Adapted from Williams-Sonoma Food Made Fast Series, Baking, by Lou Seibert Pappas (Oxmoor House, 2006).

Rated 5 out of 5 by from Delicious without being too sweet Had some extra carrots to use up and decided to try these muffins. I made a couple of changes and they turned out amazingly well! Changes: - Flour: instead of 2 cups of flour, I used 1 cup of flour and 1 cup of rolled oats - Fruit: added extra raisins just bc I like more fruit overall - Sour cream/buttermilk: I used ½ cup of sour cream and ½ cup of buttermilk
Date published: 2022-01-07
Rated 1 out of 5 by from Dry dry dry These are extremely dry and flavorless. I followed the directions precisely. Still very very dry.
Date published: 2019-10-07
Rated 5 out of 5 by from Made muffin top cookies with this recipe! I added fresh grated ginger and nuts to this recipe and made cookies instead of muffins. It came out great! Lots of compliments. I also used sour cream instead of buttermilk.
Date published: 2017-03-15
Rated 5 out of 5 by from Amazing dog friendly recipie This was amazing and I loved this recipie but my dogs loved it more this recipie was great and perfect considering the fact i can not I mean NOT COOK and my dog has very many allergies this was a great food to make my dogs because they ran out of dog treats and I didn't have enough stuff and time to get out the dog treat maker out make batter and fill the tray.

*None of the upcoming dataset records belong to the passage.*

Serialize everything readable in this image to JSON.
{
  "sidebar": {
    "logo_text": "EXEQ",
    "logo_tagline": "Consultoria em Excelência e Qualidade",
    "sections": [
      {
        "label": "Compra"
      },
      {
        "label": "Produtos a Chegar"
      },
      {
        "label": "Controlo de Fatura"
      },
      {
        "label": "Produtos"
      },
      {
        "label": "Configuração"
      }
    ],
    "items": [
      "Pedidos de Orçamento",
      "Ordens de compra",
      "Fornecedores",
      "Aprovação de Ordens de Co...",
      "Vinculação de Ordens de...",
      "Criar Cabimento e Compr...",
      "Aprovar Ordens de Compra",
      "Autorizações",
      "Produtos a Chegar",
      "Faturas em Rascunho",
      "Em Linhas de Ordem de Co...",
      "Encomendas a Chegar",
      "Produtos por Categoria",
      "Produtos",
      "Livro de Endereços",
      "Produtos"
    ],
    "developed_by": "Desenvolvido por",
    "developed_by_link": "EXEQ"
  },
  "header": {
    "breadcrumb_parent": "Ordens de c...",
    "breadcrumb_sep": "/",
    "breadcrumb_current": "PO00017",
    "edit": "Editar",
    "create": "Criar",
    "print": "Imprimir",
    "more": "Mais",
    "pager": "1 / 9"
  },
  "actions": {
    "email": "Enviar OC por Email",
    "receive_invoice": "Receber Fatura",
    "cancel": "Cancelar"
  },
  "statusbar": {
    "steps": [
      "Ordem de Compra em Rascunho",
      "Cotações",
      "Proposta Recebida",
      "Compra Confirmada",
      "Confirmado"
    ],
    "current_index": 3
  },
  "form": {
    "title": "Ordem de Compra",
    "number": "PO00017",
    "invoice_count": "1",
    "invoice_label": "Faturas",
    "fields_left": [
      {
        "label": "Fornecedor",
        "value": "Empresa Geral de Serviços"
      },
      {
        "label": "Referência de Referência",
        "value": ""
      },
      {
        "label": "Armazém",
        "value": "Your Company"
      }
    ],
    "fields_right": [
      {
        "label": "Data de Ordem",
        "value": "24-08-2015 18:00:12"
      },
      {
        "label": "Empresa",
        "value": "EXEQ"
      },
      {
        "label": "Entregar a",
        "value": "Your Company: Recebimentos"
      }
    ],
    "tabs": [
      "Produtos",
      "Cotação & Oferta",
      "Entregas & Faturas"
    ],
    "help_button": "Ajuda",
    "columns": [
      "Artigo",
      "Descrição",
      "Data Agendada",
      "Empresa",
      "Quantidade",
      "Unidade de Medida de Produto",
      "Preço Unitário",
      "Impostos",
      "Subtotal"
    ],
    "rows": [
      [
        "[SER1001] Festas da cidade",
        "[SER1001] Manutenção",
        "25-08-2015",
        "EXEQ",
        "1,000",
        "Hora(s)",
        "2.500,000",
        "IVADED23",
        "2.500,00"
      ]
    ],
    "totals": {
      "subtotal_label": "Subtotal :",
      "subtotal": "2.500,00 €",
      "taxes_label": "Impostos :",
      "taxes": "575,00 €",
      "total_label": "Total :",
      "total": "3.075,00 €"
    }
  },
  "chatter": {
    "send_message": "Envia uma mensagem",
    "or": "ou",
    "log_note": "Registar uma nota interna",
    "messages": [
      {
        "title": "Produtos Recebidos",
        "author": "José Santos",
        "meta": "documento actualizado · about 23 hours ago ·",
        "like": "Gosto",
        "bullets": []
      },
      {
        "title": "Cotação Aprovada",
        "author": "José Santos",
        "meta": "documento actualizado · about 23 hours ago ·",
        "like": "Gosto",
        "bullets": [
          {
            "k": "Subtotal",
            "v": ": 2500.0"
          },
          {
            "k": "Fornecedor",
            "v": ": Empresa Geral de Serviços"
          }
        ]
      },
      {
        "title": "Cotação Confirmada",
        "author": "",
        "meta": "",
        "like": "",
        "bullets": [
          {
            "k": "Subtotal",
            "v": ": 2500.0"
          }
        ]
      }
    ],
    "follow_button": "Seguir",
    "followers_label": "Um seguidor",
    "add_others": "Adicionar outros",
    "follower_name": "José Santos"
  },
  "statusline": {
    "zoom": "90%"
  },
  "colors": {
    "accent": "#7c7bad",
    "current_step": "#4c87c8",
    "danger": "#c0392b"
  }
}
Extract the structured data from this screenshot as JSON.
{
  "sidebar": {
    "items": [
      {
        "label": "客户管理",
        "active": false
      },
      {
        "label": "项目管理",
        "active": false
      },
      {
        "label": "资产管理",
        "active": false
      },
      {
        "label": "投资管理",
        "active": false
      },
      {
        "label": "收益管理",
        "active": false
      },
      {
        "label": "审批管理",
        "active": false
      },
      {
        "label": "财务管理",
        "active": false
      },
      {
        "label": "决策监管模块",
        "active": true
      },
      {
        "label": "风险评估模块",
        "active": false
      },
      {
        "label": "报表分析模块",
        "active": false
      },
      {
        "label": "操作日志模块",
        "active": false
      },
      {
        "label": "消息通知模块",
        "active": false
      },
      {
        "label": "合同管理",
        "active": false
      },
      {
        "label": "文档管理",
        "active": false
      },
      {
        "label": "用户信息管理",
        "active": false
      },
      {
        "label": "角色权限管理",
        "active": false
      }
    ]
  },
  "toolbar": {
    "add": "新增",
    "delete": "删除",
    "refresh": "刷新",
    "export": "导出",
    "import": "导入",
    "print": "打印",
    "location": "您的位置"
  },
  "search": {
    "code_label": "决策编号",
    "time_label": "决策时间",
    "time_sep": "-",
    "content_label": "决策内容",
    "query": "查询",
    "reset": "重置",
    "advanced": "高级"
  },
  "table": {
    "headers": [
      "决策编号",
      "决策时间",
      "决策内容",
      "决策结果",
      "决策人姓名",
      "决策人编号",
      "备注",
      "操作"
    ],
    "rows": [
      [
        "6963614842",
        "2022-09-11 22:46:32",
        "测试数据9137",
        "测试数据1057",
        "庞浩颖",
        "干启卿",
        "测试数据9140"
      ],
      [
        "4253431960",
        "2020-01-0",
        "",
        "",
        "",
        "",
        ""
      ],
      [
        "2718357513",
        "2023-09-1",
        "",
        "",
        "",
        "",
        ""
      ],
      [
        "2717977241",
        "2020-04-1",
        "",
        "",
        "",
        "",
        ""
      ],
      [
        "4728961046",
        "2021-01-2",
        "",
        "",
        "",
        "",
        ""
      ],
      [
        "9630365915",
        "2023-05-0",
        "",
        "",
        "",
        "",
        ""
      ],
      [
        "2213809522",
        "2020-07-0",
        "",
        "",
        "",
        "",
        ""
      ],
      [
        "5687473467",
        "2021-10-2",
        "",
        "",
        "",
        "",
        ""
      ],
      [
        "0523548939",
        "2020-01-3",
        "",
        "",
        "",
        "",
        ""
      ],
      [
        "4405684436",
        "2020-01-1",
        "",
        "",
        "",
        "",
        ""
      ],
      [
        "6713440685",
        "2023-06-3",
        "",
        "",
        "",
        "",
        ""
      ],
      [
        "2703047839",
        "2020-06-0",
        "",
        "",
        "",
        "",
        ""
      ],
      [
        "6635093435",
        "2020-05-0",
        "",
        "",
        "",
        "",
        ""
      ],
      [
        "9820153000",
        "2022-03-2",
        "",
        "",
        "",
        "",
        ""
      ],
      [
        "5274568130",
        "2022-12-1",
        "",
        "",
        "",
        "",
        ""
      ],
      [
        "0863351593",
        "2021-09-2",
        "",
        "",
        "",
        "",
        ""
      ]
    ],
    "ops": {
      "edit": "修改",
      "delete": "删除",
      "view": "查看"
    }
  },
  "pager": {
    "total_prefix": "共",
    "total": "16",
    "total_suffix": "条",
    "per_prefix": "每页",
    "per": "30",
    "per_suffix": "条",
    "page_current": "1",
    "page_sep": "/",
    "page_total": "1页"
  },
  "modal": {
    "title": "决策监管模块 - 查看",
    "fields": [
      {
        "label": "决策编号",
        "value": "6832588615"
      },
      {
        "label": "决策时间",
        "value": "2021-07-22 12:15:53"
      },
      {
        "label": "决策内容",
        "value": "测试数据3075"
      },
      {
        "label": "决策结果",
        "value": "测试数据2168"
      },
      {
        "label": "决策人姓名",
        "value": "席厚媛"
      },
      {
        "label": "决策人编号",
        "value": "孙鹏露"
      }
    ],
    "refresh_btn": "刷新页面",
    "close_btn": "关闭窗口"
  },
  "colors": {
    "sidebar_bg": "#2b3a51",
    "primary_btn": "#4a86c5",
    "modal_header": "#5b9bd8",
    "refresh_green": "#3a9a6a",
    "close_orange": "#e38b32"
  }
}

Date published: 2016-01-10
Rated 5 out of 5 by from Very Quick and Tasty! This recipe is quick and easy. The muffins are not overly sweet, the carrot flavor is mild and the golden raisins are a nice addition. I would probably want a stronger carrot flavor for carrot cake, but this is perfect for a muffin. I would definitely make this again!
Date published: 2015-02-04
Rated 5 out of 5 by from Simple and Taste Great These were really easy to make and taste great. I followed the recipe exactly and was careful not to overmix.